Zwischen 2000 und 2004 beschloss der Rat der Europäischen Union auf Grundlage der entsprechenden UN-Konventionen vier Gleichbehandlungsrichtlinien*; alle 28 EU-Mitgliedstaaten sind verpflichtet, diese in nationales Recht umzusetzen sowie wirksame, verhältnismäßige und abschreckende Sanktionen bei Verstößen gegen das Gleichbehandlungsgebot zu erlassen und Beweiserleichterung für Betroffene zu schaffen.

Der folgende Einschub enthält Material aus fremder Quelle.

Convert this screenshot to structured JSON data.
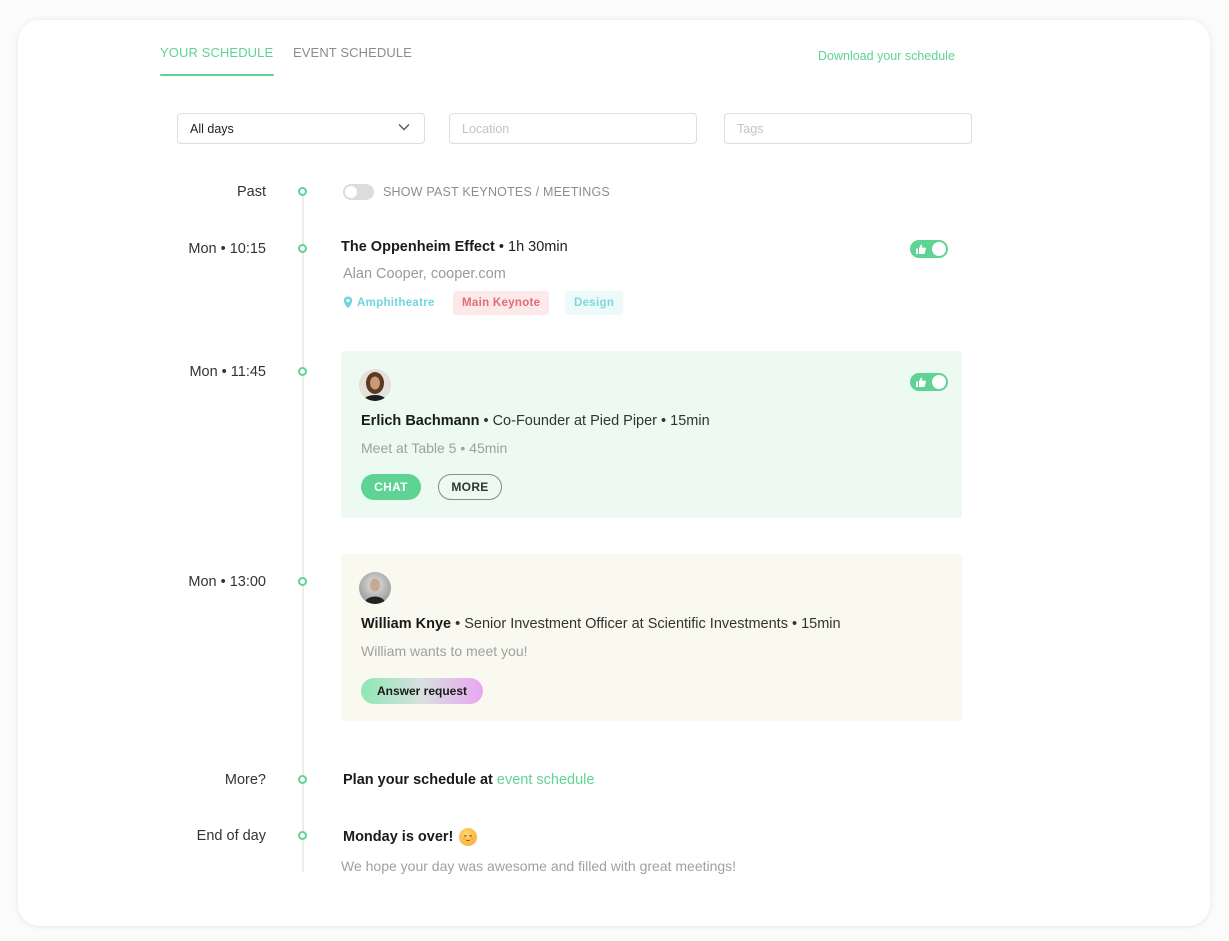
{
  "tabs": {
    "your_schedule": "YOUR SCHEDULE",
    "event_schedule": "EVENT SCHEDULE",
    "active": "your_schedule"
  },
  "download_link": "Download your schedule",
  "filters": {
    "days": {
      "value": "All days",
      "icon": "chevron-down-icon"
    },
    "location": {
      "value": "",
      "placeholder": "Location"
    },
    "tags": {
      "value": "",
      "placeholder": "Tags"
    }
  },
  "colors": {
    "accent": "#5fd393",
    "keynote_tag": "#e06d73",
    "design_tag": "#7dd8df",
    "meeting_card": "#ecfaf2",
    "request_card": "#f9f9ef"
  },
  "timeline": {
    "past": {
      "label": "Past",
      "toggle_label": "SHOW PAST KEYNOTES / MEETINGS",
      "toggle_on": false
    },
    "keynote": {
      "time": "Mon • 10:15",
      "title": "The Oppenheim Effect",
      "duration": " • 1h 30min",
      "speaker": "Alan Cooper, cooper.com",
      "location": "Amphitheatre",
      "tags": [
        "Main Keynote",
        "Design"
      ],
      "liked": true
    },
    "meeting": {
      "time": "Mon • 11:45",
      "name": "Erlich Bachmann",
      "details": " • Co-Founder at Pied Piper • 15min",
      "sub": "Meet at Table 5 • 45min",
      "chat_label": "CHAT",
      "more_label": "MORE",
      "liked": true
    },
    "request": {
      "time": "Mon • 13:00",
      "name": "William Knye",
      "details": " • Senior Investment Officer at Scientific Investments • 15min",
      "sub": "William wants to meet you!",
      "answer_label": "Answer request"
    },
    "more": {
      "label": "More?",
      "text": "Plan your schedule at ",
      "link": "event schedule"
    },
    "end_of_day": {
      "label": "End of day",
      "title": "Monday is over!",
      "emoji": "relieved-face-emoji",
      "sub": "We hope your day was awesome and filled with great meetings!"
    }
  }
}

Die rechtlichen Grundlagen sollen die gesellschaftliche Wirklichkeit in den Mitgliedstaaten verändern, das heißt, sie sollen Diskriminierungen nicht nur verbieten, sondern wirksam beseitigen.

Das nach mehreren Vertragsverletzungsverfahren gegen die Bundesrepublik Deutschland in Kraft getretene Allgemeine Gleichbehandlungsgesetz (AGG) am 18. August 2006 umfasst den Schutz vor Diskriminierung durch private Akteure (Arbeitgeber, Vermieter, Anbieter von Waren und Dienstleistungen). Allerdings gilt das AGG nicht für das Handeln von Ämtern und Behörden. Im Juni 2020 schuf Berlin deshalb als erstes Bundesland ein Landes-Antidiskriminierungsgesetz (LADG) direkt für diesen Geltungsbereich, dessen Ziel „die tatsächliche Herstellung und Durchsetzung von Chancengleichheit, die Verhinderung und Beseitigung jeder Form von Diskriminierung sowie die Förderung einer Kultur der Wertschätzung von Vielfalt“ (§ 1 LADG) im Rahmen öffentlich-rechtlichen Handelns ist. Wer sich diskriminiert fühlt, kann sich an die betroffene Behörde wenden oder an die Ombudsstelle, die seit Oktober 2020 bei der Justizverwaltung angesiedelt ist. „Dann wird der Vorwurf geprüft und zunächst nach Lösungen jenseits von Klagen gesucht. Betroffene werden aber auch bei Klagen unterstützt,“ so die Leiterin der Ombudsstelle Doris Liebscher. (rbb 13.8.22)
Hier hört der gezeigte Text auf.